In Heaven and Hell I shifted the focus westward because I felt the sweep of historical events demanded that. At the same time, I wanted to detail something on the full-fledged civil-rights revolution, usually called Radical Reconstruction, that was won and lost in the years immediately after the Civil War. Historians generally designate 1876 as the end of Reconstruction, coincident with "redemption" — that is, return to a Democratic, all-white state government — in South Carolina, the last of the Southern states to be "redeemed," in this case by the so-called Mississippi or Shotgun Plan. In the state where it all began, with John Calhoun propounding his nullification doctrine, it ended.

I have no quarrel with this use of 1876 as the end point. But while I was engaged in reading and research, I began to see the great wave of Radical idealism and opportunism cresting and breaking eight years earlier, dashed back by the failure of Johnson's impeachment and a general Northern rejection of the civil-rights program of the Radicals. This was reflected in the 1868 elections when, as noted in the book, Republican majorities were sharply diminished, and several supposedly enlightened states in the North refused to pass a referendum on black suffrage — something Thad Stevens and his comrades in Washington were enforcing on the South by military means.

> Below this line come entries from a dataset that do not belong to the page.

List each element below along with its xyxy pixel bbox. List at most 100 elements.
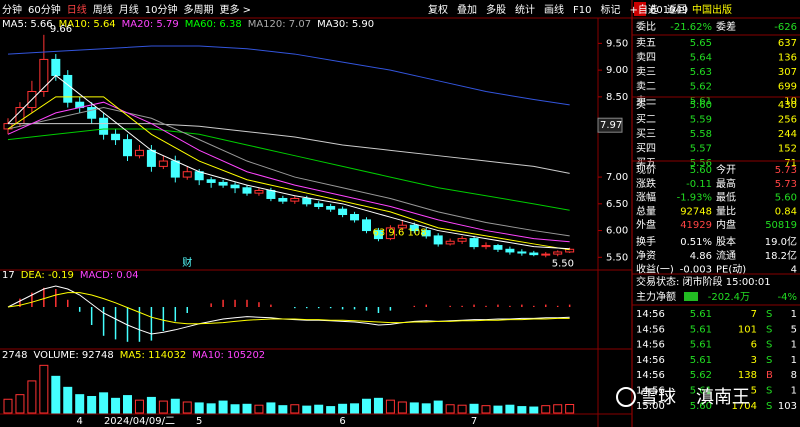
book-label: 买二 [636,114,656,126]
volume-bar [99,392,109,414]
x-label: 6 [339,416,345,427]
book-label: 卖二 [636,81,656,93]
volume-bar [397,401,407,414]
volume-bar [314,404,324,414]
candle-body [146,149,156,167]
trade-price: 5.61 [690,324,712,335]
action[interactable]: F10 [573,5,591,16]
candle-body [397,224,407,229]
candle-body [326,205,336,210]
candle-body [230,184,240,189]
action[interactable]: 统计 [515,3,535,16]
tab[interactable]: 日线 [67,3,87,16]
label: 外盘 [636,218,656,231]
trade-price: 5.61 [690,355,712,366]
watermark-logo [616,387,636,407]
flow-pct: -4% [778,292,797,303]
candle-body [529,252,539,256]
trade-count: 1 [791,386,797,397]
book-qty: 244 [778,129,797,140]
y-tick-label: 9.00 [606,65,628,76]
trade-side: S [766,324,772,335]
action[interactable]: 叠加 [457,4,477,16]
volume-legend: MA5: 114032 [120,350,187,361]
tab[interactable]: 10分钟 [145,3,178,16]
book-label: 卖五 [636,37,656,49]
tab[interactable]: 周线 [93,3,113,16]
label: 股本 [716,235,736,248]
trade-volume: 5 [751,386,757,397]
trade-time: 14:56 [636,324,665,335]
book-label: 买三 [636,128,656,140]
trade-time: 14:56 [636,340,665,351]
ma-line [7,96,570,251]
action[interactable]: 多股 [486,3,506,16]
x-label: 2024/04/09/二 [104,416,175,427]
action[interactable]: 标记 [600,4,620,16]
ma-line [8,123,570,174]
label: 委比 [636,20,656,33]
volume-bar [158,400,168,414]
candle-body [218,181,228,186]
tab[interactable]: 多周期 [183,3,213,16]
volume-bar [469,403,479,414]
volume-bar [170,398,180,414]
book-price: 5.56 [690,158,712,169]
ma-legend: MA20: 5.79 [122,19,179,30]
book-label: 卖四 [636,52,656,64]
volume-bar [553,404,563,414]
value: -21.62% [670,22,712,33]
trade-volume: 7 [751,309,757,320]
trade-side: B [766,370,773,381]
label: 今开 [716,163,736,176]
value: 0.51% [680,237,712,248]
volume-bar [421,403,431,414]
candle-body [553,251,563,255]
volume-bar [565,403,575,414]
event-marker: 财 [182,256,192,269]
tab[interactable]: 分钟 [2,3,22,16]
label: 现价 [636,164,656,176]
badge [634,2,646,16]
tab[interactable]: 月线 [119,3,139,16]
candle-body [350,214,360,221]
ma-legend: MA120: 7.07 [248,19,311,30]
book-qty: 136 [778,53,797,64]
candle-body [481,245,491,248]
volume-bar [278,405,288,414]
volume-bar [493,405,503,414]
action[interactable]: 返回 [667,4,687,16]
candle-body [505,248,515,253]
trade-side: S [766,309,772,320]
value: 19.0亿 [765,235,797,248]
value: 92748 [680,206,712,217]
action[interactable]: 复权 [428,3,448,16]
ma-legend: MA60: 6.38 [185,19,242,30]
volume-bar [194,402,204,414]
trade-volume: 101 [738,324,757,335]
volume-bar [242,403,252,414]
candle-body [314,203,324,207]
ma-legend: MA10: 5.64 [59,19,116,30]
y-tick-label: 7.00 [606,172,628,183]
y-tick-label: 8.50 [606,92,628,103]
value: -1.93% [677,193,712,204]
cursor-price: 7.97 [600,120,622,131]
trade-price: 5.61 [690,309,712,320]
value: -626 [774,22,797,33]
cursor-price-box [597,117,623,133]
book-price: 5.64 [690,53,712,64]
candle-body [302,197,312,205]
book-qty: 637 [778,38,797,49]
flow-value: -202.4万 [708,292,750,303]
volume-bar [373,397,383,414]
volume-bar [481,405,491,414]
tab[interactable]: 60分钟 [28,3,61,16]
flow-bar [684,292,698,301]
action[interactable]: +自选 [629,3,657,16]
candle-body [134,149,144,157]
action[interactable]: 画线 [544,3,564,16]
volume-bar [290,404,300,414]
tab[interactable]: 更多 > [219,3,251,16]
volume-bar [266,402,276,414]
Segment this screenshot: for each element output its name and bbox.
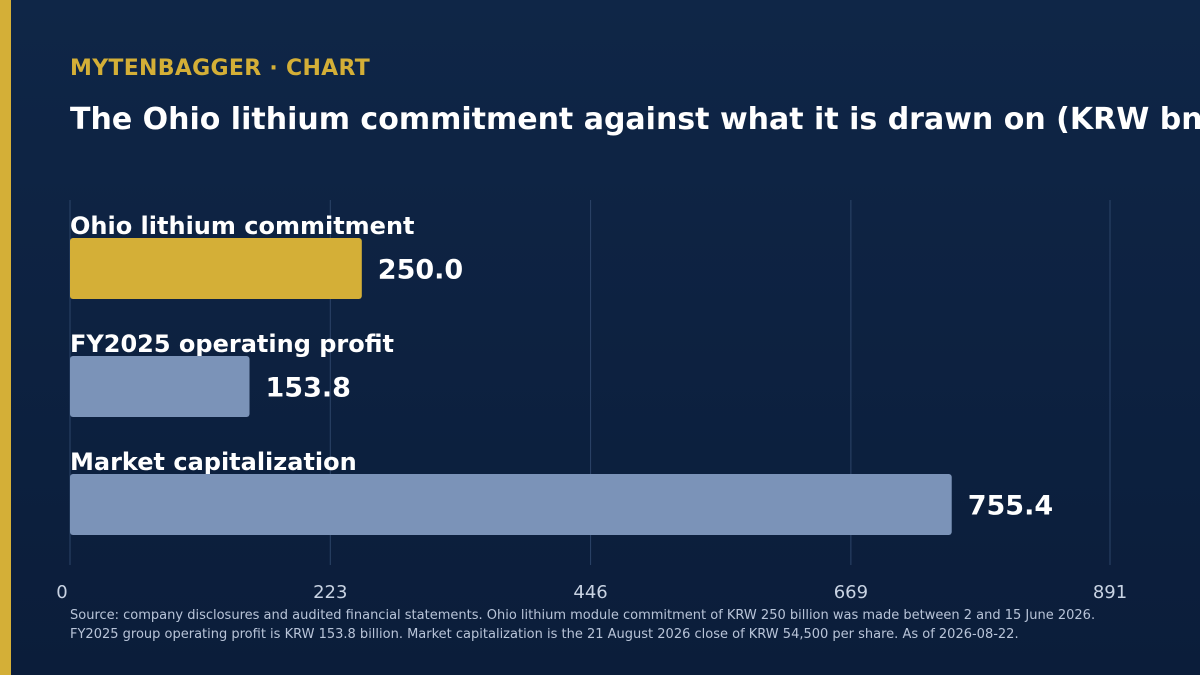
chart-title: The Ohio lithium commitment against what… xyxy=(70,102,1200,137)
value-label: 153.8 xyxy=(266,373,351,404)
accent-bar xyxy=(0,0,11,675)
source-footnote: Source: company disclosures and audited … xyxy=(70,608,1096,642)
brand-kicker: MYTENBAGGER · CHART xyxy=(70,56,371,81)
x-tick-label: 669 xyxy=(834,582,868,603)
x-tick-label: 446 xyxy=(573,582,607,603)
category-label: Market capitalization xyxy=(70,448,357,476)
value-label: 755.4 xyxy=(968,491,1053,522)
value-label: 250.0 xyxy=(378,255,463,286)
bar xyxy=(70,356,250,417)
category-label: FY2025 operating profit xyxy=(70,330,394,358)
x-tick-label: 223 xyxy=(313,582,347,603)
bar xyxy=(70,474,952,535)
x-tick-label: 891 xyxy=(1093,582,1127,603)
x-tick-label: 0 xyxy=(56,582,67,603)
category-label: Ohio lithium commitment xyxy=(70,212,415,240)
bar xyxy=(70,238,362,299)
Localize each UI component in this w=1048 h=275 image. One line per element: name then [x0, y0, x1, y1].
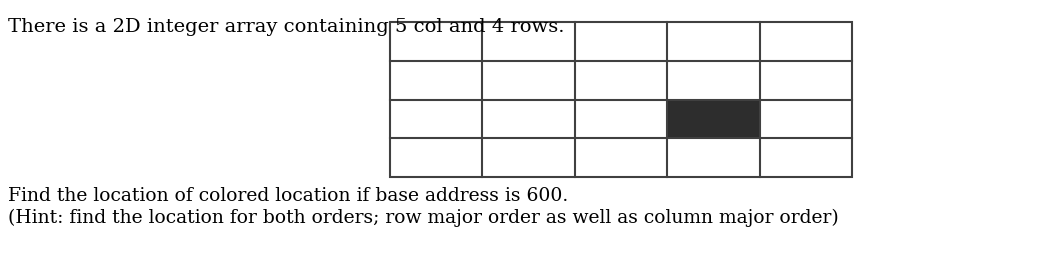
Text: (Hint: find the location for both orders; row major order as well as column majo: (Hint: find the location for both orders…	[8, 209, 838, 227]
Text: Find the location of colored location if base address is 600.: Find the location of colored location if…	[8, 187, 568, 205]
Bar	[668, 100, 760, 138]
Text: There is a 2D integer array containing 5 col and 4 rows.: There is a 2D integer array containing 5…	[8, 18, 565, 36]
Bar	[390, 22, 852, 177]
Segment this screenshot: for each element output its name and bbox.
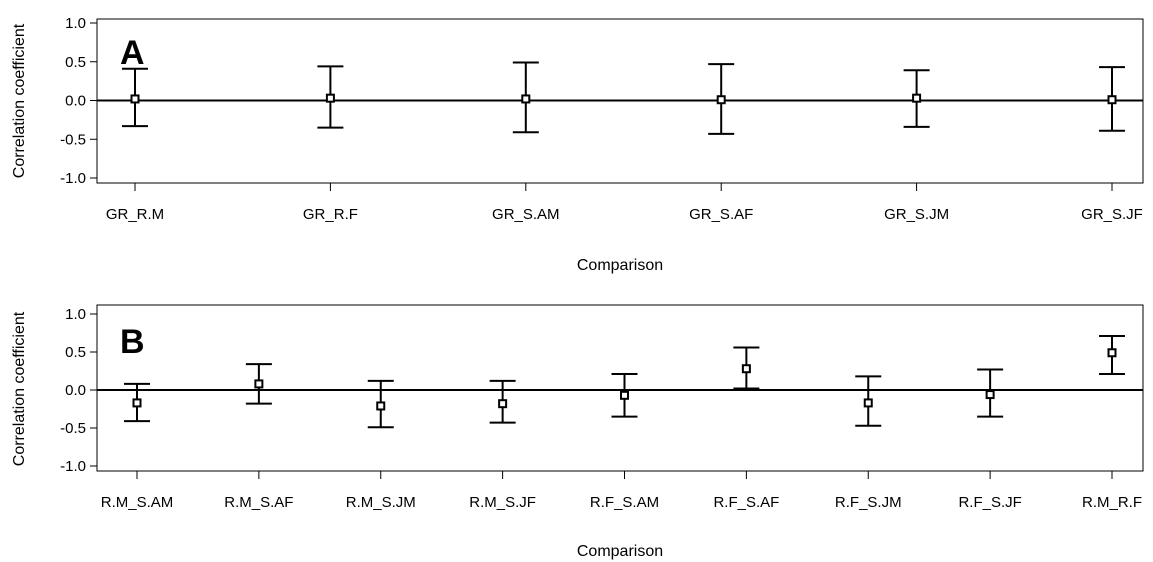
y-tick-label: 0.5 <box>65 344 86 361</box>
data-point <box>912 93 922 103</box>
y-tick-label: -0.5 <box>60 420 86 437</box>
x-tick-label: GR_R.F <box>303 206 358 223</box>
data-point <box>716 95 726 105</box>
data-point <box>130 94 140 104</box>
data-point <box>376 401 386 411</box>
y-tick-label: 0.5 <box>65 54 86 71</box>
y-tick-label: -1.0 <box>60 458 86 475</box>
chart-panel-a: -1.0 -0.5 0.0 0.5 1.0 GR_R.M GR_R.F GR_S.AM GR_S… <box>11 15 1144 274</box>
data-point <box>741 364 751 374</box>
x-tick-label: R.M_S.AF <box>224 494 293 511</box>
x-tick-label: R.F_S.JM <box>835 494 902 511</box>
data-point <box>985 390 995 400</box>
x-tick-label: R.F_S.AF <box>713 494 779 511</box>
x-axis-label: Comparison <box>577 543 663 560</box>
x-tick-label: GR_S.JM <box>884 206 949 223</box>
chart-panel-b: -1.0 -0.5 0.0 0.5 1.0 R.M_S.AM R.M_S.AF R.M_S.J… <box>11 304 1144 560</box>
x-tick-label: R.M_S.JM <box>346 494 416 511</box>
data-point <box>521 94 531 104</box>
data-point <box>132 398 142 408</box>
x-tick-label: GR_S.JF <box>1081 206 1143 223</box>
y-axis-label: Correlation coefficient <box>11 23 28 178</box>
x-tick-label: R.F_S.JF <box>958 494 1021 511</box>
y-tick-label: 1.0 <box>65 306 86 323</box>
plot-frame <box>96 304 1144 472</box>
x-tick-label: R.M_R.F <box>1082 494 1142 511</box>
x-tick-label: R.F_S.AM <box>590 494 659 511</box>
x-tick-label: GR_S.AM <box>492 206 560 223</box>
data-point <box>1107 95 1117 105</box>
x-tick-label: R.M_S.JF <box>469 494 536 511</box>
y-axis-label: Correlation coefficient <box>11 311 28 466</box>
data-point <box>863 398 873 408</box>
data-point <box>254 379 264 389</box>
panel-label: A <box>120 34 145 72</box>
y-tick-label: -1.0 <box>60 170 86 187</box>
panel-label: B <box>120 323 145 361</box>
y-tick-label: -0.5 <box>60 131 86 148</box>
x-tick-label: R.M_S.AM <box>101 494 174 511</box>
x-axis-label: Comparison <box>577 257 663 274</box>
data-point <box>620 390 629 400</box>
data-point <box>498 399 508 409</box>
data-point <box>325 93 335 103</box>
x-tick-label: GR_R.M <box>106 206 164 223</box>
data-point <box>1107 348 1117 358</box>
y-tick-label: 1.0 <box>65 15 86 32</box>
y-tick-label: 0.0 <box>65 382 86 399</box>
x-tick-label: GR_S.AF <box>689 206 753 223</box>
y-tick-label: 0.0 <box>65 93 86 110</box>
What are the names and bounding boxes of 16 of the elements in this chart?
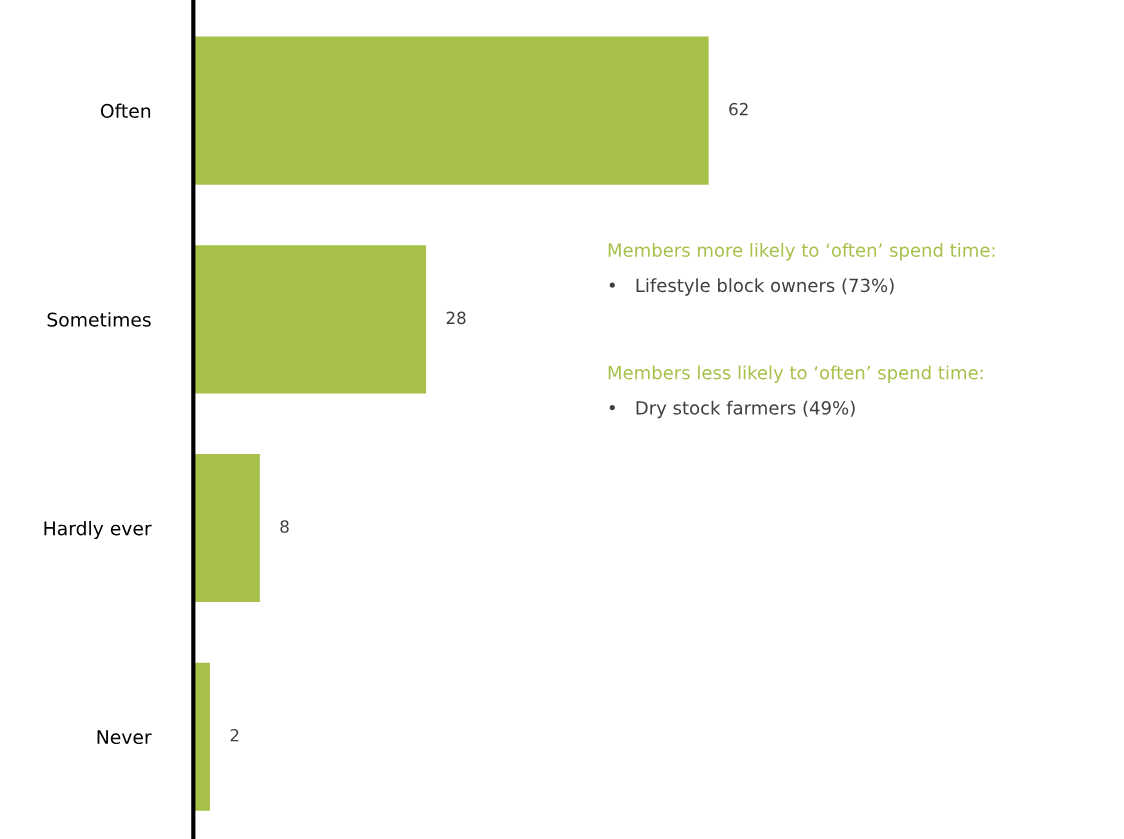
y-tick-label: Sometimes: [47, 312, 151, 327]
data-label: 8: [280, 520, 289, 533]
data-label: 28: [446, 311, 466, 325]
annotation: Members more likely to ‘often’ spend time:: [608, 242, 995, 261]
annotation: Members less likely to ‘often’ spend time:: [608, 365, 983, 383]
bar: [193, 36, 709, 185]
y-tick-label: Often: [100, 103, 151, 118]
bar: [193, 662, 210, 811]
bar: [193, 453, 260, 603]
annotation: • Lifestyle block owners (73%): [609, 278, 894, 296]
y-tick-label: Hardly ever: [44, 520, 152, 540]
data-label: 2: [230, 728, 239, 742]
data-label: 62: [729, 102, 748, 116]
annotation: • Dry stock farmers (49%): [609, 400, 855, 419]
y-tick-label: Never: [97, 730, 152, 745]
bar: [193, 245, 427, 394]
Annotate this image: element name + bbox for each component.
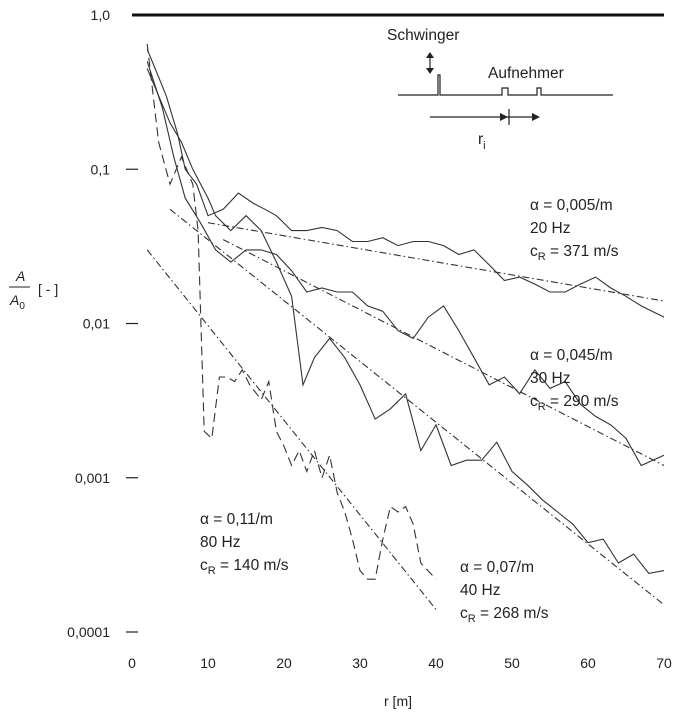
x-tick-label: 10 — [200, 655, 216, 671]
x-tick-label: 40 — [428, 655, 444, 671]
annotation-line: α = 0,005/m — [530, 197, 613, 214]
ylabel-numerator: A — [15, 268, 25, 284]
cR-subscript: R — [208, 565, 216, 577]
fit-line-7 — [169, 208, 665, 606]
data-series-2 — [146, 61, 665, 467]
annotation-line: 40 Hz — [460, 582, 501, 599]
x-tick-label: 30 — [352, 655, 368, 671]
ylabel-denominator-base: A — [9, 292, 19, 308]
arrow-head-up — [426, 52, 434, 58]
cR-subscript: R — [538, 401, 546, 413]
annotation-value: = 140 m/s — [216, 557, 289, 574]
annotation-value: = 268 m/s — [476, 605, 549, 622]
ylabel-unit: [ - ] — [38, 281, 58, 297]
data-series-4 — [146, 43, 437, 580]
annotation-line: 20 Hz — [530, 220, 571, 237]
distance-label-sub: i — [483, 140, 485, 152]
annotation-line: cR = 140 m/s — [200, 557, 289, 577]
receiver-label: Aufnehmer — [488, 65, 564, 82]
annotation-value: = 290 m/s — [546, 393, 619, 410]
axes: 1,0 0,1 0,01 0,001 0,0001 0 10 20 30 40 50 60 70 — [67, 7, 672, 671]
y-tick-label: 0,1 — [91, 161, 111, 177]
fit-line-5 — [207, 222, 665, 302]
annotation-line: α = 0,11/m — [200, 511, 273, 528]
x-tick-label: 50 — [504, 655, 520, 671]
ground-surface-line — [398, 74, 613, 96]
ylabel-denominator: A0 — [9, 292, 25, 312]
x-tick-label: 70 — [656, 655, 672, 671]
annotation-line: cR = 371 m/s — [530, 243, 619, 263]
annotation-line: α = 0,045/m — [530, 347, 613, 364]
arrow-head-down — [426, 68, 434, 74]
x-tick-label: 60 — [580, 655, 596, 671]
annotation-line: α = 0,07/m — [460, 559, 534, 576]
annotation-line: cR = 290 m/s — [530, 393, 619, 413]
x-tick-label: 20 — [276, 655, 292, 671]
axis-labels: AA0[ - ]r [m] — [9, 268, 412, 709]
y-tick-label: 0,001 — [75, 470, 110, 486]
annotation-line: 30 Hz — [530, 370, 571, 387]
fit-line-6 — [222, 239, 665, 466]
cR-symbol: c — [460, 605, 468, 622]
data-series-1 — [146, 48, 665, 318]
y-tick-label: 1,0 — [91, 7, 111, 23]
cR-subscript: R — [538, 251, 546, 263]
annotation-value: = 371 m/s — [546, 243, 619, 260]
cR-symbol: c — [530, 393, 538, 410]
y-tick-label: 0,0001 — [67, 624, 110, 640]
cR-symbol: c — [200, 557, 208, 574]
series-layer — [146, 43, 665, 610]
x-tick-label: 0 — [128, 655, 136, 671]
cR-subscript: R — [468, 613, 476, 625]
fit-line-8 — [146, 249, 437, 610]
y-tick-label: 0,01 — [83, 316, 110, 332]
setup-inset: Schwinger Aufnehmer ri — [387, 27, 613, 152]
distance-label: ri — [478, 131, 486, 152]
cR-symbol: c — [530, 243, 538, 260]
data-series-3 — [146, 68, 665, 575]
ylabel-denominator-sub: 0 — [19, 301, 25, 312]
source-label: Schwinger — [387, 27, 459, 44]
annotation-line: 80 Hz — [200, 534, 241, 551]
distance-arrow-head-mid — [500, 113, 508, 121]
distance-arrow-head — [532, 113, 540, 121]
annotation-line: cR = 268 m/s — [460, 605, 549, 625]
xlabel: r [m] — [384, 693, 412, 709]
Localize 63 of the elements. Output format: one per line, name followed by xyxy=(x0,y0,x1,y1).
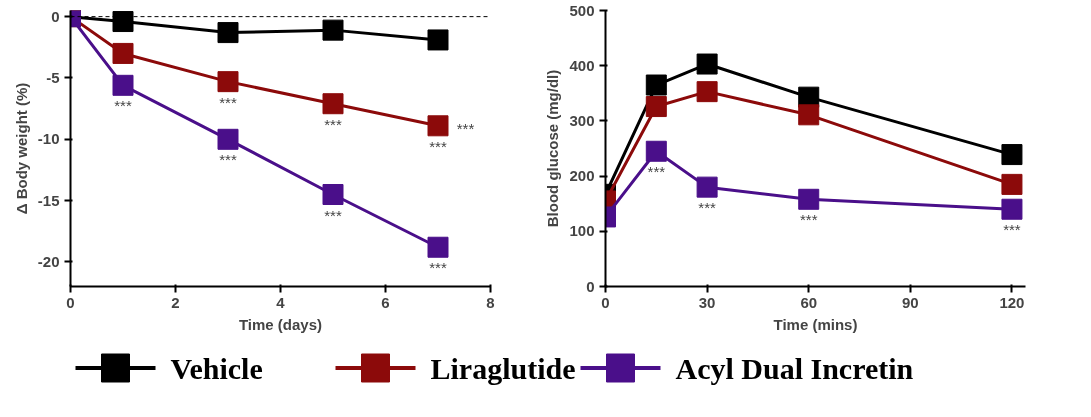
annotation: *** xyxy=(1003,221,1021,239)
annotation: *** xyxy=(219,151,237,169)
point xyxy=(322,93,344,115)
y-axis-title: Δ Body weight (%) xyxy=(12,82,30,215)
point xyxy=(1001,173,1023,195)
annotation: *** xyxy=(219,93,237,111)
annotation: *** xyxy=(114,97,132,115)
y-tick-label: 300 xyxy=(569,111,595,129)
point xyxy=(322,184,344,205)
annotation: *** xyxy=(698,199,717,217)
point xyxy=(322,19,344,41)
x-tick-label: 2 xyxy=(171,293,180,311)
x-tick-label: 120 xyxy=(999,293,1025,311)
point xyxy=(645,74,667,96)
point xyxy=(112,74,134,96)
annotation: *** xyxy=(429,259,447,277)
point xyxy=(1001,144,1023,166)
annotation: *** xyxy=(324,206,342,224)
x-tick-label: 0 xyxy=(601,293,610,311)
x-tick-label: 8 xyxy=(486,293,495,311)
point xyxy=(112,11,134,33)
point xyxy=(112,42,134,64)
point xyxy=(696,53,718,75)
annotation: *** xyxy=(324,115,342,133)
x-tick-label: 6 xyxy=(381,293,390,311)
y-tick-label: 0 xyxy=(51,7,60,25)
y-tick-label: -15 xyxy=(37,191,60,209)
x-tick-label: 4 xyxy=(276,293,286,311)
annotation: *** xyxy=(456,119,475,137)
point xyxy=(427,29,449,51)
annotation: *** xyxy=(799,211,818,229)
y-tick-label: -5 xyxy=(46,68,60,86)
point xyxy=(217,22,239,44)
point xyxy=(645,96,667,118)
point xyxy=(217,128,239,150)
annotation: *** xyxy=(429,137,447,155)
y-tick-label: 100 xyxy=(569,222,595,240)
x-axis-title: Time (mins) xyxy=(773,315,858,333)
point xyxy=(217,71,239,93)
legend-label: Acyl Dual Incretin xyxy=(675,351,914,385)
y-tick-label: 0 xyxy=(586,277,595,295)
x-axis-title: Time (days) xyxy=(238,315,323,333)
x-tick-label: 90 xyxy=(902,293,919,311)
legend-label: Vehicle xyxy=(170,351,263,385)
y-tick-label: 200 xyxy=(569,167,595,185)
point xyxy=(427,115,449,137)
point xyxy=(645,140,667,162)
point xyxy=(1001,198,1023,220)
x-tick-label: 0 xyxy=(66,293,75,311)
x-tick-label: 30 xyxy=(698,293,716,311)
y-tick-label: -10 xyxy=(37,130,60,148)
y-tick-label: -20 xyxy=(37,252,60,270)
annotation: *** xyxy=(647,163,666,181)
point xyxy=(798,104,820,126)
point xyxy=(427,236,449,258)
legend-label: Liraglutide xyxy=(430,351,576,385)
y-axis-title: Blood glucose (mg/dl) xyxy=(544,69,562,228)
y-tick-label: 500 xyxy=(569,1,595,19)
x-tick-label: 60 xyxy=(800,293,818,311)
point xyxy=(696,176,718,198)
point xyxy=(798,188,820,210)
y-tick-label: 400 xyxy=(569,56,595,74)
point xyxy=(696,81,718,103)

In the 1860s we were just not ready, as a people, to practice democracy without qualification. When Andrew Johnson, during his "Swing Around the Circle," told his Cleveland audience to clean up Ohio's house before attacking the South, he was booed and jeered. Even many avowed Northern Republicans — literary men such as the Freedmen's Bureau officer John William DeForest and the journalist Whitelaw Reid — couldn't keep condescension toward "darkies" out of their prose. Their work is full of racial stereotyping. Reid wrote, "Who has not admired the deep, liquid ox-eye of the Southern negro?" and "The ivories that were displayed would have driven a dentist to distraction." Despite Lincoln, despite the Radicals, despite amendments to the Constitution, white America remained racist after the war. The body politic rejected the new social order briefly implanted by a few visionary social surgeons.

The Reconstruction story is relevant to modern America. In January of this year, while I was putting the final draft through the computer, racial violence racked Forsyth County, Georgia. Peaceful marchers were threatened by a white mob just because they were black. Sometimes the lesson that history teaches is a sad one; that we are unable to learn from our past, and must repeat it endlessly, as Santayana warned.